The overall conclusion from our mouse and human data, although obtained on a limited series of samples, ultimately indicate a critical role of cold ischemia, the temperature before and during tissue fixation, and the specimen type (biopsy vs resection specimen) for preserving sensitive phosphoproteins. Fixation in cold formalin, compared to standard fixation at RT, resulted in a statistically significant improvement in the preservation of the reactivity of pHER2 and pAKT (Figure 3a). A limit of our study is the lack of comparison between RPPA data and IHC data, however, our quantitative evaluation evidence is consistent with the IHC study by Chafin et al.[10] who recently showed that fixation in cold formalin followed by a further processing with hot fixative allows a better preservation of phosphorylated epitopes compared to the standard procedure.

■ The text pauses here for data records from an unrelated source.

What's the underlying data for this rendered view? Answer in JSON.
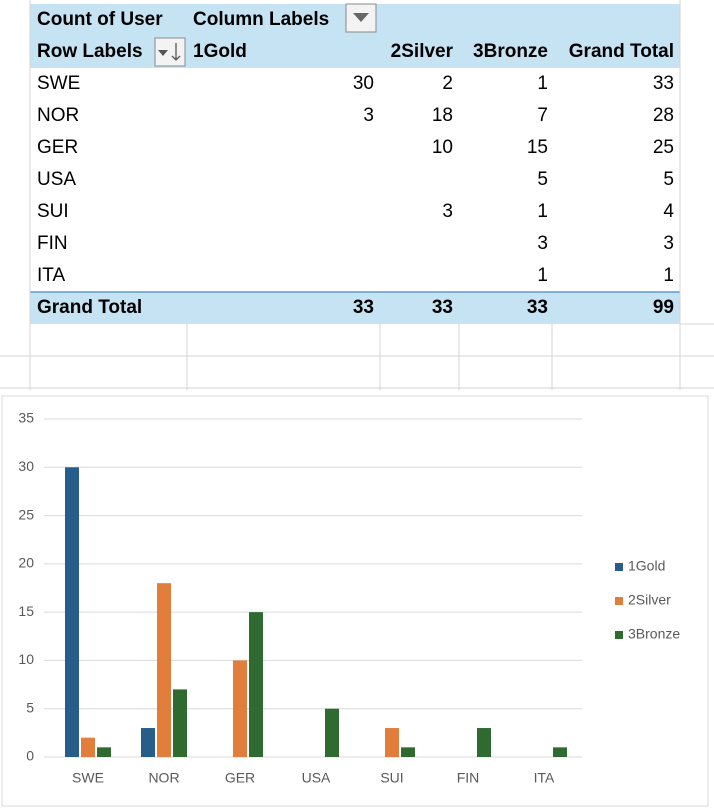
{
  "pivot": {
    "corner": "Count of User",
    "column_labels": "Column Labels",
    "row_labels": "Row Labels",
    "columns": [
      "1Gold",
      "2Silver",
      "3Bronze",
      "Grand Total"
    ],
    "rows": [
      {
        "label": "SWE",
        "cells": [
          30,
          2,
          1,
          33
        ]
      },
      {
        "label": "NOR",
        "cells": [
          3,
          18,
          7,
          28
        ]
      },
      {
        "label": "GER",
        "cells": [
          null,
          10,
          15,
          25
        ]
      },
      {
        "label": "USA",
        "cells": [
          null,
          null,
          5,
          5
        ]
      },
      {
        "label": "SUI",
        "cells": [
          null,
          3,
          1,
          4
        ]
      },
      {
        "label": "FIN",
        "cells": [
          null,
          null,
          3,
          3
        ]
      },
      {
        "label": "ITA",
        "cells": [
          null,
          null,
          1,
          1
        ]
      }
    ],
    "grand_total": {
      "label": "Grand Total",
      "cells": [
        33,
        33,
        33,
        99
      ]
    }
  },
  "chart_data": {
    "type": "bar",
    "categories": [
      "SWE",
      "NOR",
      "GER",
      "USA",
      "SUI",
      "FIN",
      "ITA"
    ],
    "series": [
      {
        "name": "1Gold",
        "color": "#275d8b",
        "values": [
          30,
          3,
          null,
          null,
          null,
          null,
          null
        ]
      },
      {
        "name": "2Silver",
        "color": "#e27e3b",
        "values": [
          2,
          18,
          10,
          null,
          3,
          null,
          null
        ]
      },
      {
        "name": "3Bronze",
        "color": "#2f6a31",
        "values": [
          1,
          7,
          15,
          5,
          1,
          3,
          1
        ]
      }
    ],
    "ylim": [
      0,
      35
    ],
    "yticks": [
      0,
      5,
      10,
      15,
      20,
      25,
      30,
      35
    ],
    "grid": true,
    "legend": "right"
  }
}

A rational interpretation of the observed data and conclusions have to take into consideration the following points: (i) formalin penetrates into immersed specimens at a speed of approximately 3.6 mm in the first hour[46] and (ii) when tissues are immersed in a relatively large volume of formalin, they achieve the temperature of the solution. These considerations suggest that in relatively large specimens (as here exemplified by the experimental rodent tumors), immersion into cold formalin would result in cooling down of the tissue temperature (and presumably an inhibition of phosphatase activity) while the fixative is penetrating into the tissue. Implementation of this procedure in human specimens would imply fixation in cold formalin just a few minutes after surgical removal, a procedure that does not appear to be easily practical in routine practice.

In small specimens of the size of core biopsies (1 mm in diameter), the penetration of the formalin within the threshold time of 15 min seems to provide a satisfactory preservation of sensitive phosphorylated residues. Further improvements, such as cold fixation of core biopsies or the use of alternative fixatives, may be tested in future experiments.